Grup adına bir basın açıklaması yapan İLKAV Başkanı Mehmet Pamak, zalim emperyalistlerin ve yerli işbirlikçilerinin Kurana ve İslama yönelik küresel boyuttaki alçakça saldırı ve hareketlerine karşı seslerini, itirazlarını yükseltmek ve ahlaksız terör devletlerini telin etmek için toplandıklarını belirterek, "ABD ve İsrail öncülüğündeki işgal, katliam, işkence ve tecavüz çetesi tüm İslam coğrafyasında terör estirmektedir. Afganistan, Irak ve Filistin başta olmak üzere neredeyse tüm İslam coğrafyasında sivil halklara yönelik katliamlar yapan, adam kaçıran, çeşitli işkenceler yapan emperyalistler aslanda her yerde Kuran ve İslamla savaşmaktadırlar" dedi. Sırbistan, Ukrayna, Gürcistan ve Kırgızistanda renkli devrimler yapmakla övünen emperyalistlerin, sıra Özbekistana gelince utanmaz bir iki yüzlülükle kanlı diktatörün safında yer aldıklarını vurgulayan Pamak, "Çünkü Özbek halkı, tıpkı Afgan, Irak ve Filistin halkları gibi İslami duyarlılığı yüksek bir halk olarak Kuranın hakimiyetini istiyordu. Tevhid, adalet ve özgürlük istiyordu. O halde, Özbek halkına da tıpkı Afgan, Irak ve Filistin halkına reva görülen şiddet ve terör politikaları uygulanmalıydı. Ve öyle de yapıldı" diye konuştu.
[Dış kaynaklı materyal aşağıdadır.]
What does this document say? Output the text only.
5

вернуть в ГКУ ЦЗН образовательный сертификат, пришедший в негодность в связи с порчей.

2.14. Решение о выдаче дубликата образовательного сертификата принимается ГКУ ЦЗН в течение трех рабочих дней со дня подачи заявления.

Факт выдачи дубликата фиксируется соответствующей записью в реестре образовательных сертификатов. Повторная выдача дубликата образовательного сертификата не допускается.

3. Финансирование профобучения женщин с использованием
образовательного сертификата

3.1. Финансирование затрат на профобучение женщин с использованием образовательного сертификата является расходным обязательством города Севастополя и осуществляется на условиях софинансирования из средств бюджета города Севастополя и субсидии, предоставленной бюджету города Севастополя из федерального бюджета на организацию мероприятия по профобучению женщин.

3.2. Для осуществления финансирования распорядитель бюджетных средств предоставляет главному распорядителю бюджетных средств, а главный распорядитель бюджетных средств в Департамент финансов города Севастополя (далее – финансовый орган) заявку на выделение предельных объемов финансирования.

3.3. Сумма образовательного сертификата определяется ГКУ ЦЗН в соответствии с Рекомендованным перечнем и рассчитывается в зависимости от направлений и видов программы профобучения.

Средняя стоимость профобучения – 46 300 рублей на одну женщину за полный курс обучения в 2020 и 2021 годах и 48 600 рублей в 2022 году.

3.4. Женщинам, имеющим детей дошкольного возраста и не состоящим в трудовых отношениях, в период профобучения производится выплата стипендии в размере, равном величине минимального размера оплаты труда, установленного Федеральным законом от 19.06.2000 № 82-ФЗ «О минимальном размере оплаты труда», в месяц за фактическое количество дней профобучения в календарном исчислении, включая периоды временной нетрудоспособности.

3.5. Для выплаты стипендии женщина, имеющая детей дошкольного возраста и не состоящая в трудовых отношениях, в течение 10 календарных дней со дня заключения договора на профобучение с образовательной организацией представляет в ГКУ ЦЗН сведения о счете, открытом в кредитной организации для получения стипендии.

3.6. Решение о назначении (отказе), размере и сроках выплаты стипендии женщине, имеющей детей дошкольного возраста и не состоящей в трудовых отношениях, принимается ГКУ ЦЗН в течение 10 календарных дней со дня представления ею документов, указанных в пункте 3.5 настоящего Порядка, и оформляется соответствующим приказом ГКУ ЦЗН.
Emperyalist batı devletlerinin ve yerli işbirlikçilerinin Kurana ve İslami kimliğe karşı olduklarını söyleyen Pamak, bu yüzden Afganistan, Irak, Filistin, Çeçenistan, Özbekistan ve Guantanamoda hep Kuranla ve İslami kimlikle savaşıldığını kaydetti. İslami direnişi kırmak için İslami kavramların yasaklandığını, uyduruk kutsal kitaplar yayınlandığını ve "Kadın mescitleri fitnesi" gibi gündemler oluşturulduğunu ifade eden Pamak, sekülerleştirme, batılı değerler istikametinde dönüştürme amaçları Modern İslam, "liberal İslam", "Amerikan İslamı", "Avrupa İslamı" gibi uyduruk tanımların yapıldığını kaydetti. Müslümanların her türlü işkence, tecavüz ve katliamlar yapılarak sindirilmeye, çözülmeye, çökertilmeye ve yıldırılmaya çalışıldığına dikkat çeken Pamak, son ve en aşağılayıcı yöntem olarak da Kurana hakarete yönelindiğini belirtti. Pamak şöyle dedi:
"Kutsal kitabımıza, bütün insanlığı karanlıktan ve zulümden kurtarmak için indirilmiş bir Nur olan ve Müslümanların uğruna her şeyi feda etmeyi göze alacakları Kurana alçakça hakaretleri yapabilecek derecede aşağılara düşen bir kimliği sergiliyorlar. Kuranın hayvanlardan bile aşağı olarak nitelendirdiği seviyesizlikleri cüretkarca gerçekleştiriyorlar."
Pamak, Kitabın mirasçıları olma şerefine ulaşabilmenin yolunun Kurana sarılmaktan, Kuranın mesajını tahrife yönelik tüm projelere direnmekten, Kurana hakarete yeltenen alçaklara layık oldukları cevabı vermekten ve her şeyini Kuran yolunda feda etme bilincini ve adanmışlığına kuşanmaktan geçtiğini ifade ederek, "Hiç bir projeniz, hiç bir saldırınız bizi Kuranın aydınlık yolundan ayıramayacaktır" şeklinde konuştu. Konuşmanın ardından, yapılan saldırıları protesto için tüm toplulukça 1 dakika Kuran-ı Kerim okundu. Protesto gösterisi dua okunmasının ardından olaysız sona erdi.